The term “Esports” refers to an organized and competitive style of video gaming where users play against each other in worldwide tournaments. These tournaments usually have cash prizes for the winner reaching upwards of a million dollars. Team Spirit, a Russian esports team, won the International 2021, an annual Esports world championship, earning $18,208,300 in prize money.
Esports culture has grown exponentially with this year’s current revenue reaching $4.3 billion. Despite Esports’ massive cult following, skeptics still question the sport’s legitimacy.
Why should Esports be recognized as a sport?
Esports, and video games as a whole lack the defining quality of a sport — physical exertion. The only physical exertion involved in playing video games is a user’s hand moving around on a mouse or controller or using fingers on a keyboard, which feels inadequate to amount to a sport. Athletes in traditional sports usually undergo extensive physical training while in Esports, players sit at desks and stare at monitors for hours on end. While gaming requires strategizing and cognitive effort, making it similar to games like chess, it lacks the rigorous physicality of traditional sports.
Another problem with classifying Esports as a sport is the industry’s inconsistency. International organizations, like the Fédération Internationale de Football Association (FIFA), set consistent rules and standards for traditional sports, whereas Esports has multiple organizations that govern various games. The lack of standardization contributes to a less formal and professional organization than governed sports like soccer. Esports lack the universal acceptance that traditional sports do. While the Olympics recognize non-traditional sports such as breakdancing, they have not recognized Esports, emphasizing the lack of seriousness of video games in the professional sporting world.
Proponents of Esports argue that the average person can’t compete against the world’s best video game players and win, however, other activities such as cooking use this same logic. There is an obvious gap in skill level between an amateur cook and the best executive chefs in the world, just as there is between professional video game players and everyday gamers. However, this doesn’t mean cooking should become an Olympic sport — the same logic applies to video games.
Playing video games can also affect your brain in the same way addictive drugs do. While excessively playing sports has the potential to damage a person’s musculoskeletal system or create disturbances in a person’s cardiovascular system, video games are just as addictive as gambling. Additionally, playing video games can lead to psychological problems and depression, while one cannot define playing traditional sports like soccer or football as an addiction due to a lack of research showing the negative effects of compulsive exercising.
While many traditional sports can have lasting effects on their athletes, video games do not involve enough physical activity to keep gamers active and healthy, helping explain why one cannot classify esports alongside traditional sports.

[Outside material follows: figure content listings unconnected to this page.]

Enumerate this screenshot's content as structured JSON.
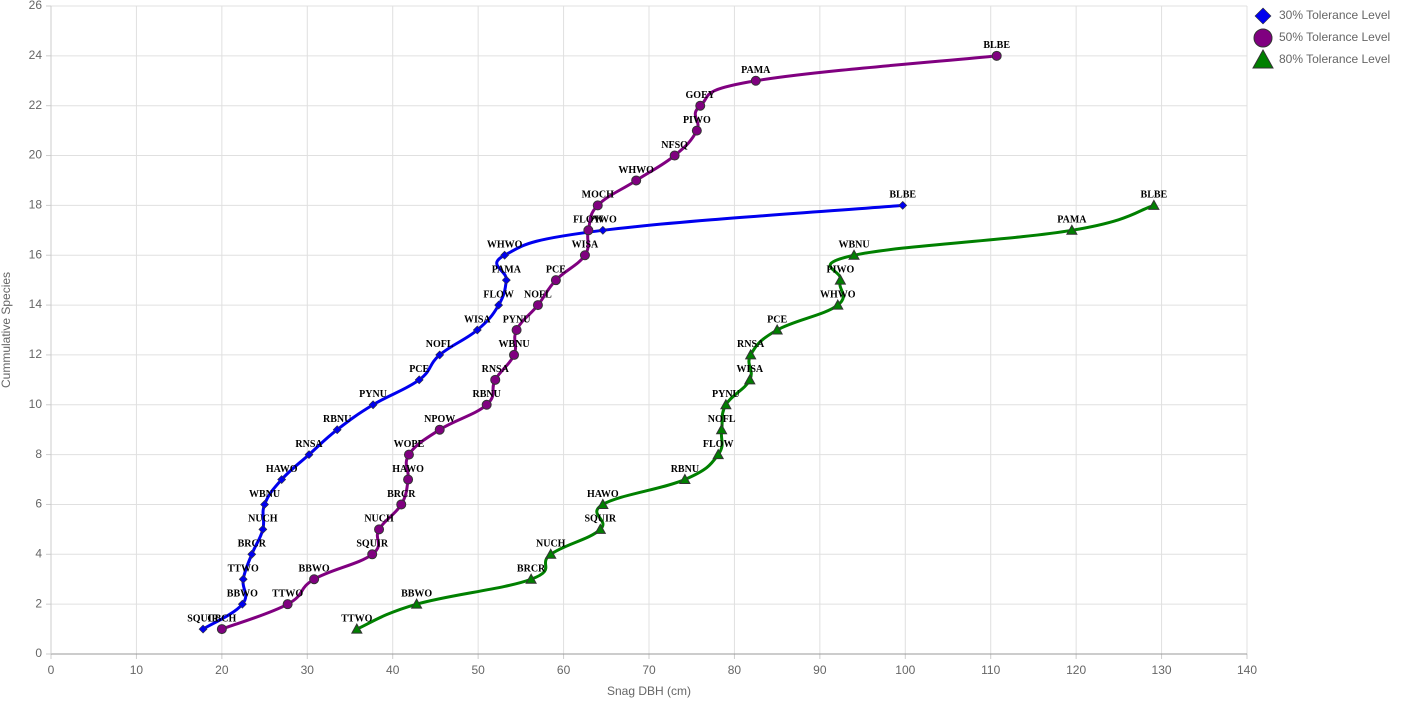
{
  "chart_data": {
    "type": "line",
    "x_label": "Snag DBH (cm)",
    "y_label": "Cummulative Species",
    "xlim": [
      0,
      140
    ],
    "xticks": [
      0,
      10,
      20,
      30,
      40,
      50,
      60,
      70,
      80,
      90,
      100,
      110,
      120,
      130,
      140
    ],
    "ylim": [
      0,
      26
    ],
    "yticks": [
      0,
      2,
      4,
      6,
      8,
      10,
      12,
      14,
      16,
      18,
      20,
      22,
      24,
      26
    ],
    "grid": true,
    "legend": "top-right",
    "series": [
      {
        "name": "30% Tolerance Level",
        "color": "#0000ee",
        "marker": "diamond",
        "x": [
          17.8,
          22.4,
          22.5,
          23.5,
          24.8,
          25.0,
          27.0,
          30.2,
          33.5,
          37.7,
          43.1,
          45.5,
          49.9,
          52.4,
          53.3,
          53.1,
          64.6,
          99.7
        ],
        "values": [
          1,
          2,
          3,
          4,
          5,
          6,
          7,
          8,
          9,
          10,
          11,
          12,
          13,
          14,
          15,
          16,
          17,
          18
        ],
        "labels": [
          "SQUIR",
          "BBWO",
          "TTWO",
          "BRCR",
          "NUCH",
          "WBNU",
          "HAWO",
          "RNSA",
          "RBNU",
          "PYNU",
          "PCE",
          "NOFL",
          "WISA",
          "FLOW",
          "PAMA",
          "WHWO",
          "PIWO",
          "BLBE"
        ]
      },
      {
        "name": "50% Tolerance Level",
        "color": "#800080",
        "marker": "circle",
        "x": [
          20.0,
          27.7,
          30.8,
          37.6,
          38.4,
          41.0,
          41.8,
          41.9,
          45.5,
          51.0,
          52.0,
          54.2,
          54.5,
          57.0,
          59.1,
          62.5,
          62.9,
          64.0,
          68.5,
          73.0,
          75.6,
          76.0,
          82.5,
          110.7
        ],
        "values": [
          1,
          2,
          3,
          4,
          5,
          6,
          7,
          8,
          9,
          10,
          11,
          12,
          13,
          14,
          15,
          16,
          17,
          18,
          19,
          20,
          21,
          22,
          23,
          24
        ],
        "labels": [
          "CBCH",
          "TTWO",
          "BBWO",
          "SQUIR",
          "NUCH",
          "BRCR",
          "HAWO",
          "WOPE",
          "NPOW",
          "RBNU",
          "RNSA",
          "WBNU",
          "PYNU",
          "NOFL",
          "PCE",
          "WISA",
          "FLOW",
          "MOCH",
          "WHWO",
          "NFSQ",
          "PIWO",
          "GOEY",
          "PAMA",
          "BLBE"
        ]
      },
      {
        "name": "80% Tolerance Level",
        "color": "#008000",
        "marker": "triangle",
        "x": [
          35.8,
          42.8,
          56.2,
          58.5,
          64.3,
          64.6,
          74.2,
          78.1,
          78.5,
          79.0,
          81.8,
          81.9,
          85.0,
          92.1,
          92.4,
          94.0,
          119.5,
          129.1
        ],
        "values": [
          1,
          2,
          3,
          4,
          5,
          6,
          7,
          8,
          9,
          10,
          11,
          12,
          13,
          14,
          15,
          16,
          17,
          18
        ],
        "labels": [
          "TTWO",
          "BBWO",
          "BRCR",
          "NUCH",
          "SQUIR",
          "HAWO",
          "RBNU",
          "FLOW",
          "NOFL",
          "PYNU",
          "WISA",
          "RNSA",
          "PCE",
          "WHWO",
          "PIWO",
          "WBNU",
          "PAMA",
          "BLBE"
        ]
      }
    ]
  }
}
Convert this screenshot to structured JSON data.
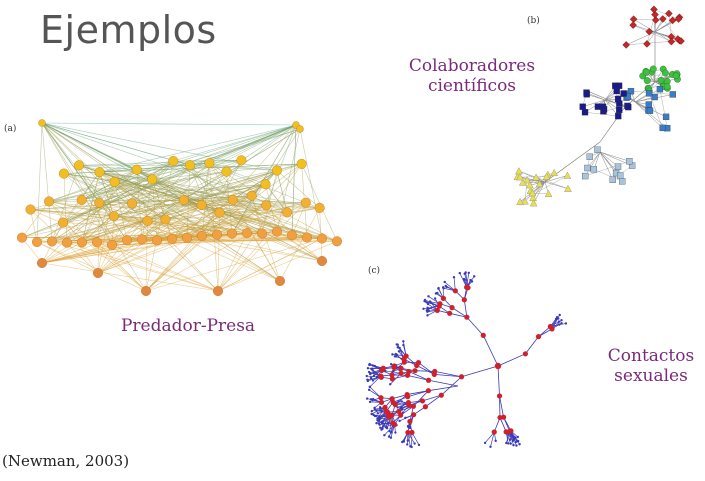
{
  "slide": {
    "title": "Ejemplos",
    "panels": {
      "a": {
        "letter": "(a)",
        "caption": "Predador-Presa"
      },
      "b": {
        "letter": "(b)",
        "caption_line1": "Colaboradores",
        "caption_line2": "científicos"
      },
      "c": {
        "letter": "(c)",
        "caption_line1": "Contactos",
        "caption_line2": "sexuales"
      }
    },
    "credit": "(Newman, 2003)"
  },
  "colors": {
    "title": "#555555",
    "caption": "#7a2a7a",
    "foodweb_top": "#2f9e8f",
    "foodweb_bottom": "#e0a030",
    "collab_red": "#c0282a",
    "collab_green": "#40c040",
    "collab_blue": "#3a7cc8",
    "collab_navy": "#1a1a8a",
    "collab_light": "#a8c4dc",
    "collab_yellow": "#e8e050",
    "sexual_node": "#d0202a",
    "sexual_edge": "#3a3ab8"
  }
}
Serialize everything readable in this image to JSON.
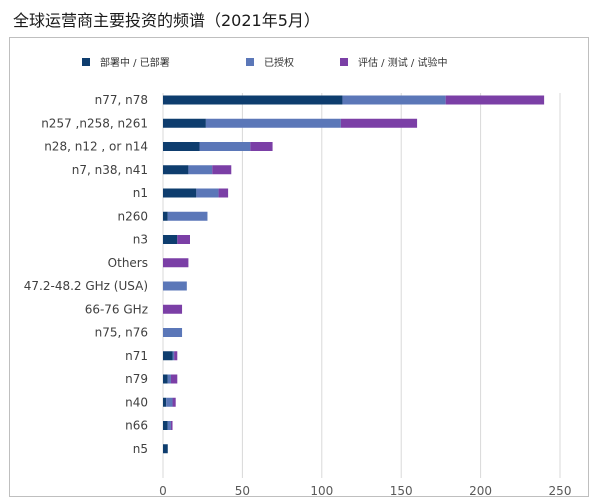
{
  "page_title": "全球运营商主要投资的频谱（2021年5月）",
  "chart_data": {
    "type": "bar",
    "orientation": "horizontal",
    "stacked": true,
    "categories": [
      "n77, n78",
      "n257 ,n258, n261",
      "n28, n12 , or n14",
      "n7, n38, n41",
      "n1",
      "n260",
      "n3",
      "Others",
      "47.2-48.2 GHz (USA)",
      "66-76 GHz",
      "n75, n76",
      "n71",
      "n79",
      "n40",
      "n66",
      "n5"
    ],
    "series": [
      {
        "name": "部署中 / 已部署",
        "color": "#0e3d6e",
        "values": [
          113,
          27,
          23,
          16,
          21,
          3,
          9,
          0,
          0,
          0,
          0,
          6,
          3,
          2,
          3,
          3
        ]
      },
      {
        "name": "已授权",
        "color": "#5b77b8",
        "values": [
          65,
          85,
          32,
          15,
          14,
          25,
          0,
          0,
          15,
          0,
          12,
          1,
          2,
          4,
          2,
          0
        ]
      },
      {
        "name": "评估 / 测试 / 试验中",
        "color": "#7b3fa6",
        "values": [
          62,
          48,
          14,
          12,
          6,
          0,
          8,
          16,
          0,
          12,
          0,
          2,
          4,
          2,
          1,
          0
        ]
      }
    ],
    "xticks": [
      0,
      50,
      100,
      150,
      200,
      250
    ],
    "xlim": [
      0,
      250
    ],
    "grid": true,
    "legend_position": "top"
  }
}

Why should Esports not be recognized as a sport?
According to the Oxford Dictionary, a sport is an activity involving physical exertion and skill regulated by set rules or customs in which an individual or team competes against one another. It cannot be denied that playing video games at a high level takes a significant degree of skill, and Esports competitions use rules to score participants. Discourse arises when discussing the physical exertion that people believe video games lack.
To expand the variety of activities considered as sports, the International Olympic Committee recognizes chess as a sport. Other than lifting and placing one-ounce pieces, it doesn’t involve physical exertion. Rather, its exertion lies in the mind and its endurance. This reclassification extends the definition of sports to reach all types of exertion, not just physical. As it happens, though, Esports requires both.
At the heart of Esports are cognitive and motor skills. Reaction time and quick thinking are imperative to the games. Professional Tetris players, for example, must optimally place differently-shaped blocks flying in from the top of the screen with mere milliseconds to react. Success in Tetris depends entirely on the player’s cognitive and motor speed, two skills that playing video games improves. In Fortnite, another popular game, players must internalize the meta, meaning they need to memorize which weapons and locations reign supreme over others. They must also achieve muscle memory for various tactics, like building and shooting, and perform these split-second tactics hundreds of times throughout a 20-minute match. The average player pales compared to a professional, who can input dozens of keystrokes in under a second to gain even the slightest advantage over their opponent. Similarly to other sports, players can immediately lose the game in a single mistake.
This pressure places a mental strain on players to perform well and creates a dependence on their physical ability, similar to a traditional sport. Professionals play in front of large audiences, with the most-viewed single event reaching over six million viewers, and the estimated global audience for esports being roughly 540 million. Due to its popularity, fans critique every player-made mistake under a magnifying glass, much like in traditional sports matches.
More so, a video game’s meta is synonymous with a traditional sport’s strategy. For example, football sees coaches constantly changing their teams’ strategies. Game schemes change yearly, and the balance between defense and offense continues to shift. Similarly, esports metas shift, and players continue to grow in skill. To keep up with the changing playstyle of Fortnite, players who could once ravage through a lobby of opponents must now play defensively — they must play to survive. Reflecting the development of any other sport, esports is growing, and with a rapidly improving player base, professionals must change how they play.
There are countless parallels between esports and traditional sports, but by the definition of sports and through evidence of physical and mental exertion, Esports is beyond question a sport.